I mention all of this to ask the question: how does it work with ATP? Are you required to be in the facility studying whether you need it or not? Is there some freedom if you get ahead of your studies, e.g., you’re done with all writtens and prepared for your next flight and you’re waiting on equipment or weather? Can you go home, or are you expected to be at ATP? I also realize this may be a pointless question, since you may never feel completely ready for your next flight…

Jake,

ATP is not the military and if you’ve got nothing else to do (but you always will), you’re more than welcome to go home and relax, study on your own and of course get some rest.

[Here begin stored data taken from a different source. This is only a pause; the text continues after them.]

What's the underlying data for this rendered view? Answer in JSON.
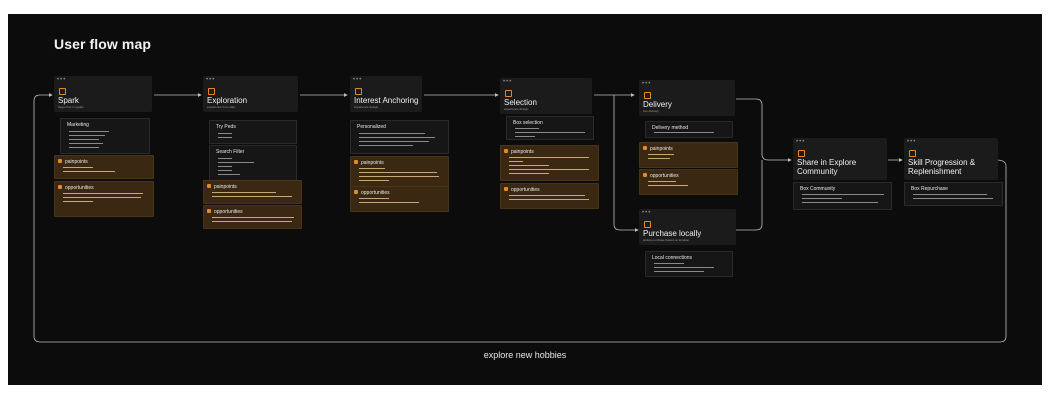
{
  "title": "User flow map",
  "loop_label": "explore new hobbies",
  "colors": {
    "background": "#0c0c0c",
    "card": "#1b1b1b",
    "pain_box": "#3a2812",
    "accent": "#e08a2c",
    "arrow": "#bdbdbd"
  },
  "stages": [
    {
      "title": "Spark",
      "subtitle": "target first on goals",
      "boxes": [
        {
          "kind": "plain",
          "title": "Marketing"
        },
        {
          "kind": "pain",
          "title": "painpoints"
        },
        {
          "kind": "pain",
          "title": "opportunities"
        }
      ]
    },
    {
      "title": "Exploration",
      "subtitle": "experience from start",
      "boxes": [
        {
          "kind": "plain",
          "title": "Try Peds"
        },
        {
          "kind": "plain",
          "title": "Search Filter"
        },
        {
          "kind": "pain",
          "title": "painpoints"
        },
        {
          "kind": "pain",
          "title": "opportunities"
        }
      ]
    },
    {
      "title": "Interest Anchoring",
      "subtitle": "experience design",
      "boxes": [
        {
          "kind": "plain",
          "title": "Personalized"
        },
        {
          "kind": "pain",
          "title": "painpoints"
        },
        {
          "kind": "pain",
          "title": "opportunities"
        }
      ]
    },
    {
      "title": "Selection",
      "subtitle": "experience design",
      "boxes": [
        {
          "kind": "plain",
          "title": "Box selection"
        },
        {
          "kind": "pain",
          "title": "painpoints"
        },
        {
          "kind": "pain",
          "title": "opportunities"
        }
      ]
    },
    {
      "title": "Delivery",
      "subtitle": "box delivery",
      "boxes": [
        {
          "kind": "plain",
          "title": "Delivery method"
        },
        {
          "kind": "pain",
          "title": "painpoints"
        },
        {
          "kind": "pain",
          "title": "opportunities"
        }
      ]
    },
    {
      "title": "Purchase locally",
      "subtitle": "pickup purchase based on location",
      "boxes": [
        {
          "kind": "plain",
          "title": "Local connections"
        }
      ]
    },
    {
      "title": "Share in Explore Community",
      "subtitle": "",
      "boxes": [
        {
          "kind": "plain",
          "title": "Box Community"
        }
      ]
    },
    {
      "title": "Skill Progression & Replenishment",
      "subtitle": "",
      "boxes": [
        {
          "kind": "plain",
          "title": "Box Repurchase"
        }
      ]
    }
  ]
}
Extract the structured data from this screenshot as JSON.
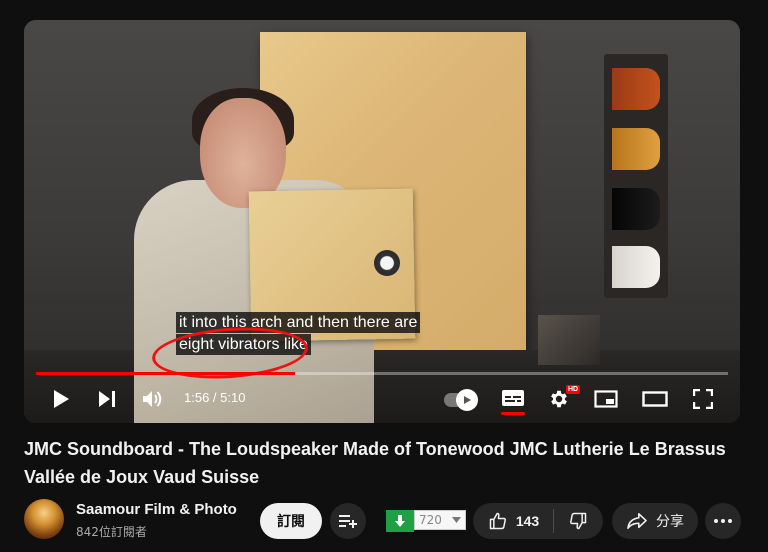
{
  "player": {
    "captions": [
      "it into this arch and then there are",
      "eight vibrators like"
    ],
    "current_time": "1:56",
    "duration": "5:10",
    "time_display": "1:56 / 5:10",
    "progress_fraction": 0.374,
    "settings_badge": "HD"
  },
  "video": {
    "title": "JMC Soundboard - The Loudspeaker Made of Tonewood JMC Lutherie Le Brassus Vallée de Joux Vaud Suisse"
  },
  "channel": {
    "name": "Saamour Film & Photo",
    "subscribers": "842位訂閱者"
  },
  "actions": {
    "subscribe_label": "訂閱",
    "quality_value": "720",
    "like_count": "143",
    "share_label": "分享"
  },
  "icons": {
    "play": "play-icon",
    "next": "next-icon",
    "volume": "volume-icon",
    "autoplay": "autoplay-toggle-icon",
    "subtitles": "subtitles-icon",
    "settings": "gear-icon",
    "miniplayer": "miniplayer-icon",
    "theater": "theater-icon",
    "fullscreen": "fullscreen-icon",
    "playlist_add": "playlist-add-icon",
    "download": "download-arrow-icon",
    "like": "thumbs-up-icon",
    "dislike": "thumbs-down-icon",
    "share": "share-icon",
    "more": "more-icon"
  },
  "colors": {
    "accent": "#ff0000",
    "background": "#0f0f0f",
    "extension_green": "#1fa045"
  }
}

This of course does not pertain to the crew and CFI phases when you’ll be away from home.

Adam

Jake,

Definitely not that stringent. How much you study is up to you. You are an adult and ATP expects you to make the choices necessary to be successful in training. The airlines, and just about every other form of private employer or education system, will never tell you how much to study, that will be left up to you.

At a few points in my training I felt like I was ahead and had time to relax a bit and not study incessantly, they were fleeting moments, but they were there.

Chris

Jake,

Like Chris and Adam said, no one will be assigning you that kind of extra work. Most of the work will be completed on your own. So, it is important that you hold yourself accountable. It doesn’t sound like that will be in issue for you.

From my experience, I never felt like I was ahead since there was always something new just around the corner. Even after I finished the program I was still learning or refreshing my memory.

Tory

Adam, Chris, and Tory,

Thanks for your replies! It’s good to know that there will be no unnecessary pressure. That was something that really drove me crazy about the Navy.